We spent the last full day of our European adventure revisiting a few special spots in Dublin. The National Museum takes us back to earliest Celtic times, and makes me crave their jewelry. Don’t know what else they were wearing, but their use of gold 4,500 years ago is not to be believed.
Peat bogs are wonderful for keeping things safe over the centuries, and it is astonishing to see what comes out of the ground. Makes you wonder what else is still there.
Lots of other trinkets here, including the breathtaking Tara Brooch. Although the brooch is named after the Hill of Tara, traditionally seen as the seat of the High Kings of Ireland, the Tara Brooch has no connection to either. The brooch was supposedly found in August 1850 on the beach at 30 miles north of Dublin. A peasant woman claimed to have found it in a box buried in the sand and then it was sold to a Dublin jeweler who renamed it the “Tara Brooch” to make it more appealing. That worked.
When the Vikings came in the 8th century, things got a lot more interesting, and occasionally a lot more bloody.
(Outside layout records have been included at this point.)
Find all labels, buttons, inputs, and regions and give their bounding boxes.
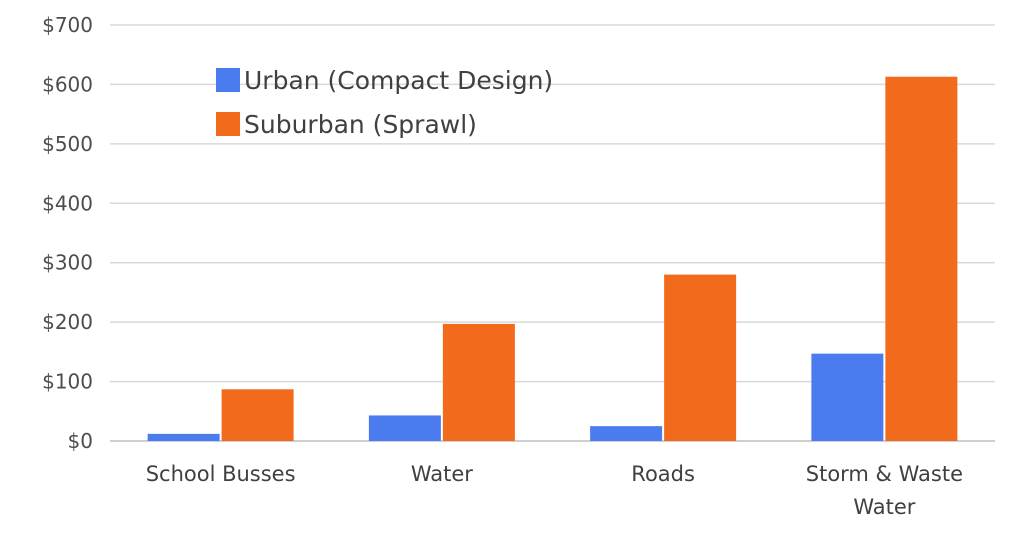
legend-label: Suburban (Sprawl) [244, 110, 477, 139]
y-tick-label: $400 [42, 191, 93, 215]
bar-urban [811, 353, 884, 441]
x-axis: School Busses Water Roads Storm & Waste Wate… [146, 462, 963, 519]
x-category-label: Roads [631, 462, 695, 486]
legend-swatch [216, 68, 240, 92]
y-tick-label: $0 [68, 429, 93, 453]
x-category-label: School Busses [146, 462, 296, 486]
y-tick-label: $100 [42, 370, 93, 394]
y-tick-label: $600 [42, 72, 93, 96]
bar-urban [590, 426, 663, 441]
y-tick-label: $700 [42, 13, 93, 37]
x-category-label: Water [411, 462, 473, 486]
x-category-label: Water [853, 495, 915, 519]
bars [147, 76, 958, 442]
legend: Urban (Compact Design) Suburban (Sprawl) [216, 66, 553, 139]
bar-urban [147, 433, 220, 441]
gridlines [110, 24, 995, 442]
y-tick-label: $200 [42, 310, 93, 334]
y-tick-label: $500 [42, 132, 93, 156]
y-tick-label: $300 [42, 251, 93, 275]
bar-urban [368, 415, 441, 441]
bar-suburban [664, 274, 737, 441]
y-axis: $0 $100 $200 $300 $400 $500 $600 $700 [42, 13, 93, 453]
legend-label: Urban (Compact Design) [244, 66, 553, 95]
x-category-label: Storm & Waste [806, 462, 963, 486]
bar-suburban [221, 389, 294, 441]
legend-swatch [216, 112, 240, 136]
bar-suburban [442, 323, 515, 441]
bar-suburban [885, 76, 958, 442]
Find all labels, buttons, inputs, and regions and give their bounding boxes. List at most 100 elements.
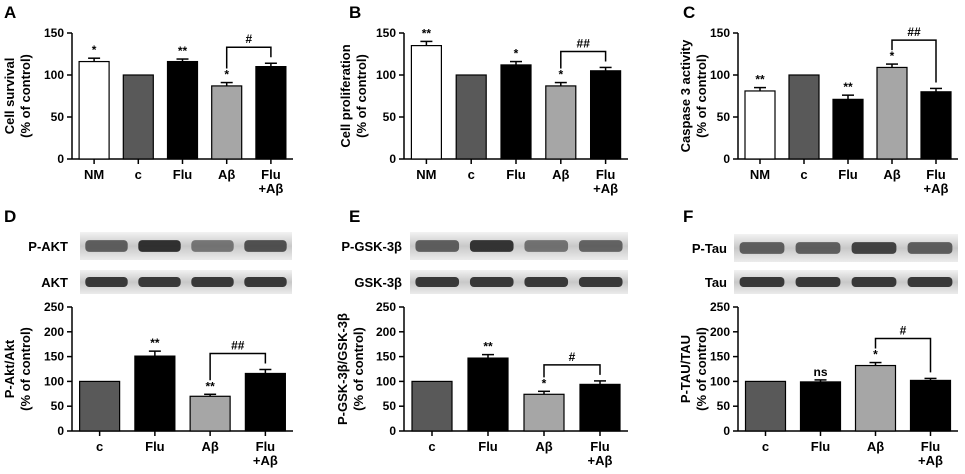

New technology and a currency system came on the scene, both very helpful.
Bogs also do a great job of preserving bodies, and several ancient ones in amazing condition are presented here. But I’ll spare you their remains.
Across from our hotel is a building called the Bank of Ireland, but which started life as the Irish Parliament in 1727, the world’s first purpose-built two-chamber parliament house. It served as the seat of both chambers (the Lords and Commons) for most of the 18th century, until that parliament was abolished by the Act of Union of 1800, when Ireland became part of the UK. Not a happy time. In order to discourage further large meetings, the main chamber was reconfigured into smaller spaces, but the House of Lords remains, and the ceremonial mace of state is housed there.
We did take the time to walk into St. Stephen’s Green and have a nice moment by the lake. Lots of other nice moments here. We waved to Oscar Wilde, lounging on Merrion Square across from his home, and said goodbye to all many parts of Dublin that charm us. This is a great city, and it just made us happy to be here once more.
Don’s Food Corner
For my last two meals in Ireland I went traditional. Cottage pie on one day, smoked salmon and brown bread on the other. Each meal was prepared exactly as one would hope and confirms why they are classics enjoyed wherever the Irish and English have cultural roots.
The only somewhat surprising thing about the serving of the cottage pie was that I was asked whether I wanted a baked potato with it. A baked potato in addition to the mounds of mashed potato on top of the meat filling? I opted for a salad instead.
The baked potato offer reminded me, however, of one of our early trips to London in the 1970’s when we went to a pizza place and were served baked potatoes with our pizzas. I remember being somewhat startled by the sight. When I questioned the waitress about it, I got a simple reply: “Ya gotta ‘ave your veg, luv.”